5. Nero : Ada yang salah, Ada yang salah, Ada yang salah ? Ya jelas salah dong. Lihat bawaanku. Hp aja 3. Sekolah aja pakai mobil mewah. Sepatu merk Rusia. Mau, mau, mau ?
6. Timika : (Diam)
7. Nero : (Meninggalkan Timika dan duduk di kursinya)
8. Guru : (Masuk dan diikuti Timika. Timika duduk di kursi. Sedangkan guru menuju ke mejanya dengan wajah muram dan tergesa-gesa. Setelah meletakkan semua peralatan mengajar, ia duduk di kursi)
Maaf anak-anak, saya terlambat.
9. Nero : Gak apa-apa, Bu. Kita sendiri baru saja datang.
10. Guru : Baiklah, sekarang kita belajar menulis notulen diskusi
(Semua siswa gaduh, kecuali Timika)
11. Nero : Aduuuh, Bu. Susah. Belajar lain saja.
12. Guru : Kok kamu yang mengatur saya ?
13. Nero : Bukannya gitu, Bu. Cuma, ngapain belajar notulen, kalo hasil diskusi hanya jadi wacana
14. Guru : Nero ! Memangnya kamu gak mau dapat nilai ? Memangnya kamu gak mau dapat ijazah ?

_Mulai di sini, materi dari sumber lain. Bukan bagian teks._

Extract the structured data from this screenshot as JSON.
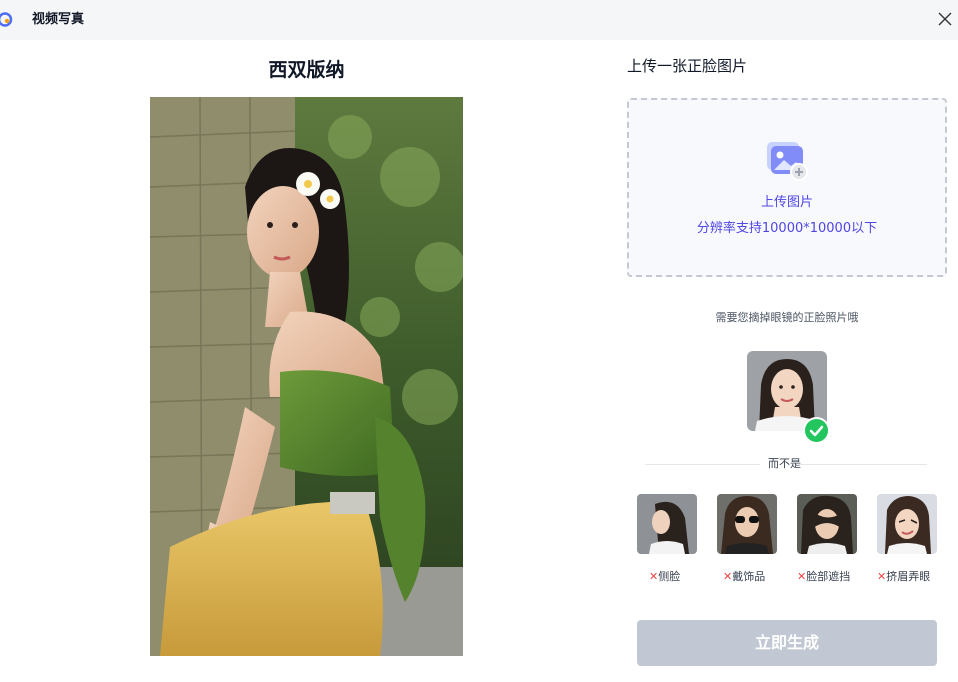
{
  "window": {
    "title": "视频写真"
  },
  "template": {
    "title": "西双版纳"
  },
  "upload": {
    "heading": "上传一张正脸图片",
    "button_label": "上传图片",
    "resolution_hint": "分辨率支持10000*10000以下"
  },
  "guidance": {
    "glasses_hint": "需要您摘掉眼镜的正脸照片哦",
    "divider_text": "而不是",
    "bad_examples": [
      {
        "mark": "✕",
        "label": "侧脸"
      },
      {
        "mark": "✕",
        "label": "戴饰品"
      },
      {
        "mark": "✕",
        "label": "脸部遮挡"
      },
      {
        "mark": "✕",
        "label": "挤眉弄眼"
      }
    ]
  },
  "actions": {
    "generate_label": "立即生成"
  },
  "colors": {
    "accent": "#4f46e5",
    "success": "#22c55e",
    "error": "#ef4444",
    "disabled_button": "#c2c8d3"
  },
  "icons": {
    "app": "app-logo-icon",
    "close": "close-icon",
    "upload": "image-upload-icon",
    "check": "check-icon"
  }
}
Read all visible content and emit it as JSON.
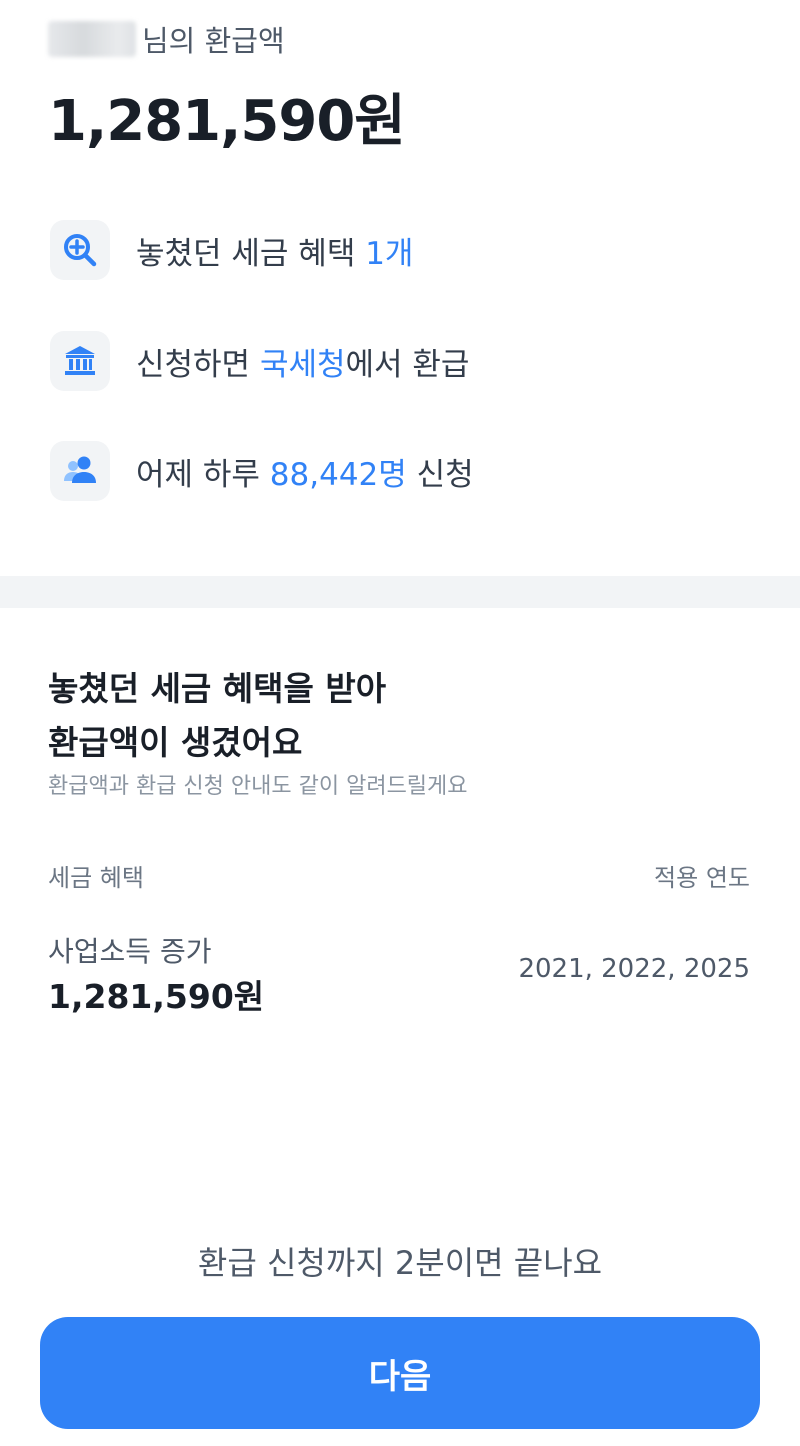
{
  "header": {
    "greeting_suffix": "님의 환급액",
    "refund_amount": "1,281,590원"
  },
  "features": [
    {
      "icon": "magnifier-plus-icon",
      "text_before": "놓쳤던 세금 혜택 ",
      "highlight": "1개",
      "text_after": ""
    },
    {
      "icon": "bank-building-icon",
      "text_before": "신청하면 ",
      "highlight": "국세청",
      "text_after": "에서 환급"
    },
    {
      "icon": "users-icon",
      "text_before": "어제 하루 ",
      "highlight": "88,442명",
      "text_after": " 신청"
    }
  ],
  "section": {
    "title_line1": "놓쳤던 세금 혜택을 받아",
    "title_line2": "환급액이 생겼어요",
    "subtitle": "환급액과 환급 신청 안내도 같이 알려드릴게요",
    "col_benefit": "세금 혜택",
    "col_year": "적용 연도",
    "rows": [
      {
        "name": "사업소득 증가",
        "amount": "1,281,590원",
        "years": "2021, 2022, 2025"
      }
    ]
  },
  "footer": {
    "note": "환급 신청까지 2분이면 끝나요",
    "next_label": "다음"
  },
  "colors": {
    "accent": "#3182f6",
    "divider": "#f2f4f6",
    "icon_bg": "#f2f4f6"
  }
}
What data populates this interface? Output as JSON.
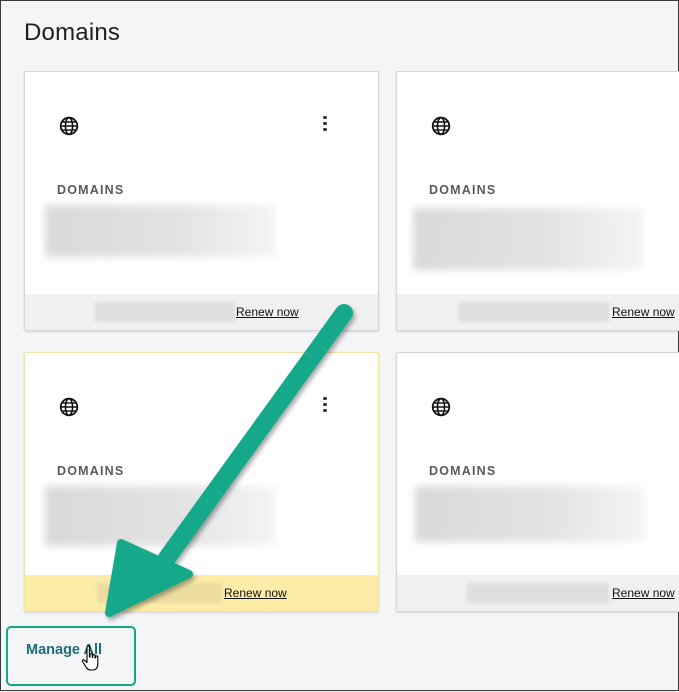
{
  "page": {
    "title": "Domains"
  },
  "cards": [
    {
      "label": "DOMAINS",
      "renew": "Renew now",
      "has_menu": true,
      "highlight": false
    },
    {
      "label": "DOMAINS",
      "renew": "Renew now",
      "has_menu": false,
      "highlight": false
    },
    {
      "label": "DOMAINS",
      "renew": "Renew now",
      "has_menu": true,
      "highlight": true
    },
    {
      "label": "DOMAINS",
      "renew": "Renew now",
      "has_menu": false,
      "highlight": false
    }
  ],
  "footer": {
    "manage_all": "Manage All"
  },
  "icons": {
    "card": "globe-icon",
    "menu": "more-vertical-icon",
    "pointer": "hand-cursor-icon",
    "annotation": "arrow-annotation"
  },
  "colors": {
    "highlight_footer": "#fdeca8",
    "annotation": "#14a88a",
    "link": "#1a6e78"
  }
}
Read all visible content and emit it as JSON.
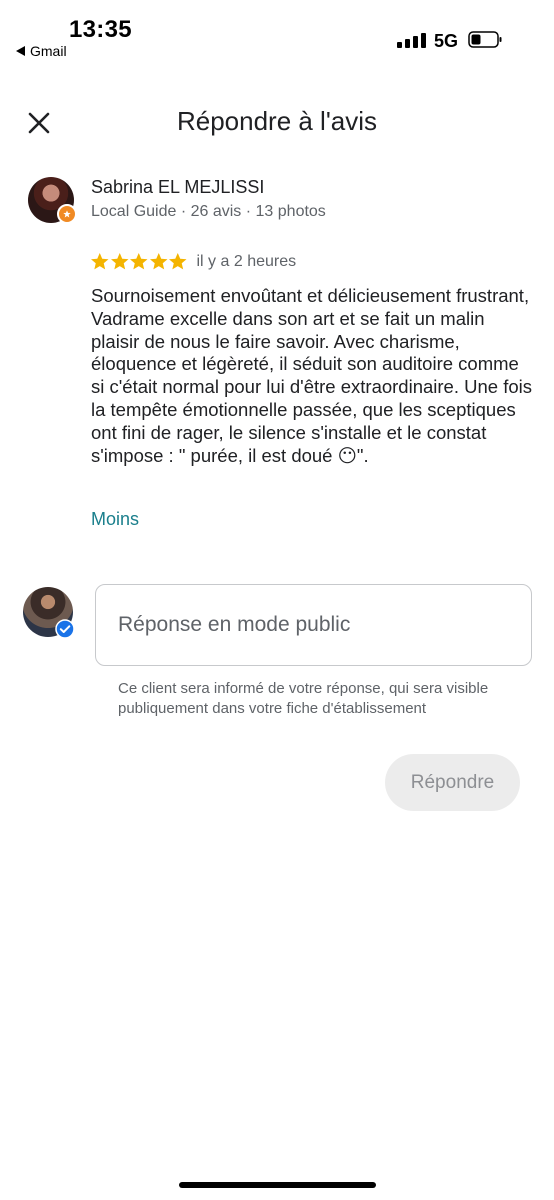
{
  "status_bar": {
    "time": "13:35",
    "back_app": "Gmail",
    "network": "5G"
  },
  "header": {
    "title": "Répondre à l'avis",
    "close_icon": "close-icon"
  },
  "review": {
    "reviewer_name": "Sabrina EL MEJLISSI",
    "reviewer_meta": "Local Guide · 26 avis · 13 photos",
    "rating": 5,
    "max_rating": 5,
    "time_ago": "il y a 2 heures",
    "text": "Sournoisement envoûtant et délicieusement frustrant, Vadrame excelle dans son art et se fait un malin plaisir de nous le faire savoir. Avec charisme, éloquence et légèreté, il séduit son auditoire comme si c'était normal pour lui d'être extraordinaire. Une fois la tempête émotionnelle passée, que les sceptiques ont fini de rager, le silence s'installe et le constat s'impose : \" purée, il est doué 😶\".",
    "less_label": "Moins"
  },
  "reply": {
    "placeholder": "Réponse en mode public",
    "value": "",
    "helper_text": "Ce client sera informé de votre réponse, qui sera visible publiquement dans votre fiche d'établissement",
    "submit_label": "Répondre"
  },
  "colors": {
    "star": "#f4b400",
    "link": "#1a7f8c",
    "guide_badge": "#f08a24",
    "verified": "#1a73e8",
    "disabled_button_bg": "#ececec"
  }
}
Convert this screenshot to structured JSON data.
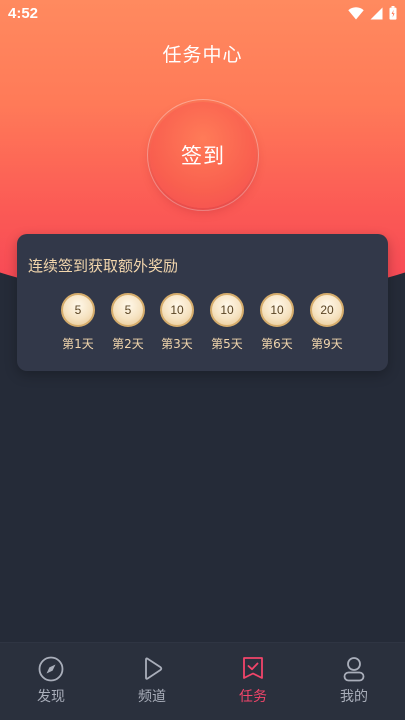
{
  "status_bar": {
    "time": "4:52",
    "icons": [
      "wifi-icon",
      "signal-icon",
      "battery-icon"
    ]
  },
  "header": {
    "title": "任务中心"
  },
  "checkin": {
    "button_label": "签到"
  },
  "reward_card": {
    "title": "连续签到获取额外奖励",
    "days": [
      {
        "value": "5",
        "label": "第1天"
      },
      {
        "value": "5",
        "label": "第2天"
      },
      {
        "value": "10",
        "label": "第3天"
      },
      {
        "value": "10",
        "label": "第5天"
      },
      {
        "value": "10",
        "label": "第6天"
      },
      {
        "value": "20",
        "label": "第9天"
      }
    ]
  },
  "bottom_nav": {
    "items": [
      {
        "label": "发现",
        "icon": "compass-icon",
        "active": false
      },
      {
        "label": "频道",
        "icon": "play-icon",
        "active": false
      },
      {
        "label": "任务",
        "icon": "task-check-icon",
        "active": true
      },
      {
        "label": "我的",
        "icon": "profile-icon",
        "active": false
      }
    ]
  },
  "colors": {
    "gradient_top": "#ff8a5f",
    "gradient_bottom": "#f64656",
    "background": "#252b38",
    "card": "#323849",
    "gold_text": "#f2d6ad",
    "active_tab": "#f2456a",
    "inactive_tab": "#a9aeba"
  }
}
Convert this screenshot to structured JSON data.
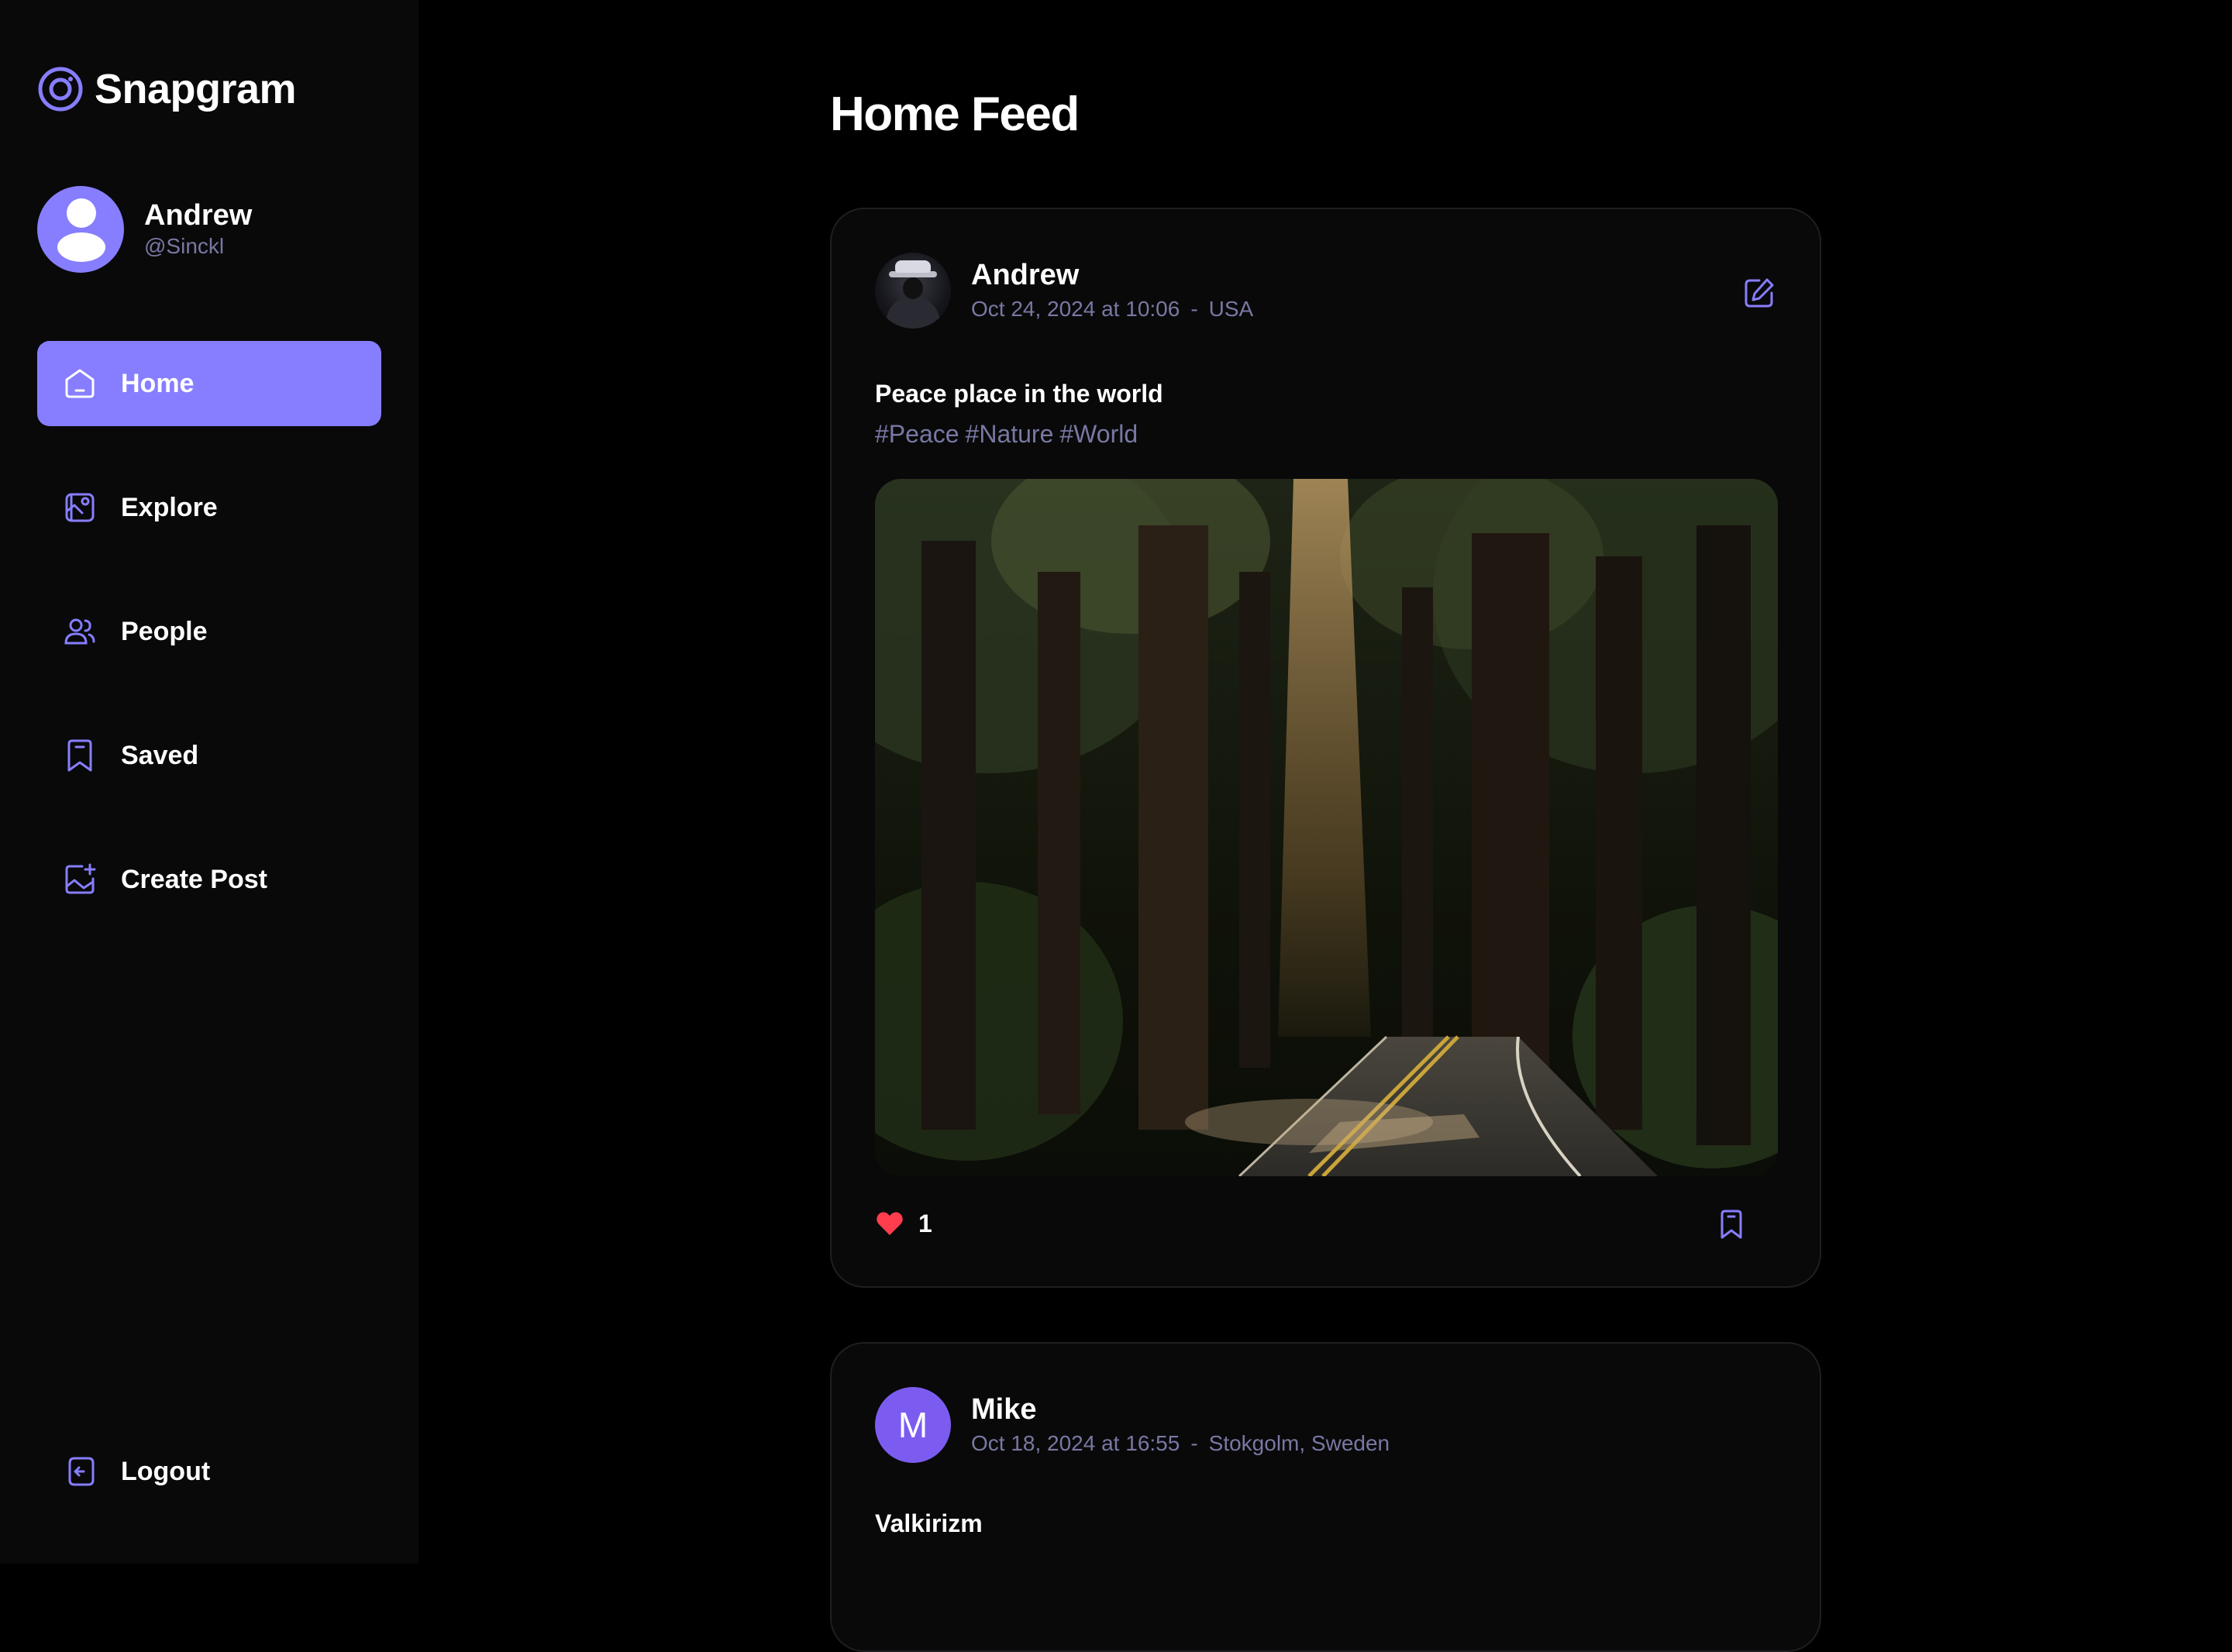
{
  "app": {
    "name": "Snapgram"
  },
  "user": {
    "name": "Andrew",
    "handle": "@Sinckl"
  },
  "nav": {
    "items": [
      {
        "label": "Home",
        "icon": "home-icon",
        "active": true
      },
      {
        "label": "Explore",
        "icon": "explore-icon",
        "active": false
      },
      {
        "label": "People",
        "icon": "people-icon",
        "active": false
      },
      {
        "label": "Saved",
        "icon": "bookmark-icon",
        "active": false
      },
      {
        "label": "Create Post",
        "icon": "create-post-icon",
        "active": false
      }
    ],
    "logout": "Logout"
  },
  "page": {
    "title": "Home Feed"
  },
  "posts": [
    {
      "author": "Andrew",
      "date": "Oct 24, 2024 at 10:06",
      "separator": "-",
      "location": "USA",
      "caption": "Peace place in the world",
      "tags": [
        "#Peace",
        "#Nature",
        "#World"
      ],
      "likes": "1",
      "avatar_icon": "user-photo-avatar"
    },
    {
      "author": "Mike",
      "avatar_letter": "M",
      "date": "Oct 18, 2024 at 16:55",
      "separator": "-",
      "location": "Stokgolm, Sweden",
      "caption": "Valkirizm"
    }
  ],
  "colors": {
    "accent": "#877eff",
    "secondary_text": "#7878a3",
    "sidebar_bg": "#09090a",
    "card_bg": "#09090a",
    "like_red": "#ff3d4d",
    "avatar_purple": "#7c5cf0"
  }
}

15. Nero : Kita-kita sih berpikir realis. Buat apa belajar Bahasa Indonesia atau Matematika kalau kita tidak tahu kenapa kita harus belajar Bahasa Indonesia atau Matematika. Buat apa belajar PKN atau Ekonomi kalau kita gak mau jadi pedagang jujur yang miskin. saya sih maunya belajar musik atau modeling, Bu. Itu baru berguna.
16. Guru : (Marah) Lalu buat apa kau jadi musisi kalau bahasamu masih tidak sopan ?!
17. Nero : Alaaah ... Ibu gak gaul !
18. Guru : (Menggebrak meja dan berdiri dengan wajah marah besar)
Kenapa kalian tidak bisa diajak pintar ? Diajak benar ? Kalian pikir saya tidak capek ngajar kalian ? Gaji saya sebagai guru swasta ini tidak cukup untuk makan saya sendiri. Di rumah, saya ada masalah. Kalian tambah lagi di sini. Nero ! Kamu saya skorsing satu tahun !
(Keluar)
19. Nero : (Berteriak ke arah guru)
Buat apa sekolah benar kalo cuma dapet selembar ijazah ? Berhasil atau gak-nya orang, gak diliat dari angka 8 di nilai Ujian Nasional. Eh, denger semua ! Apa ada jaminan lulus Ujian Nasional, kita pasti jadi berhasil dan berbudi ?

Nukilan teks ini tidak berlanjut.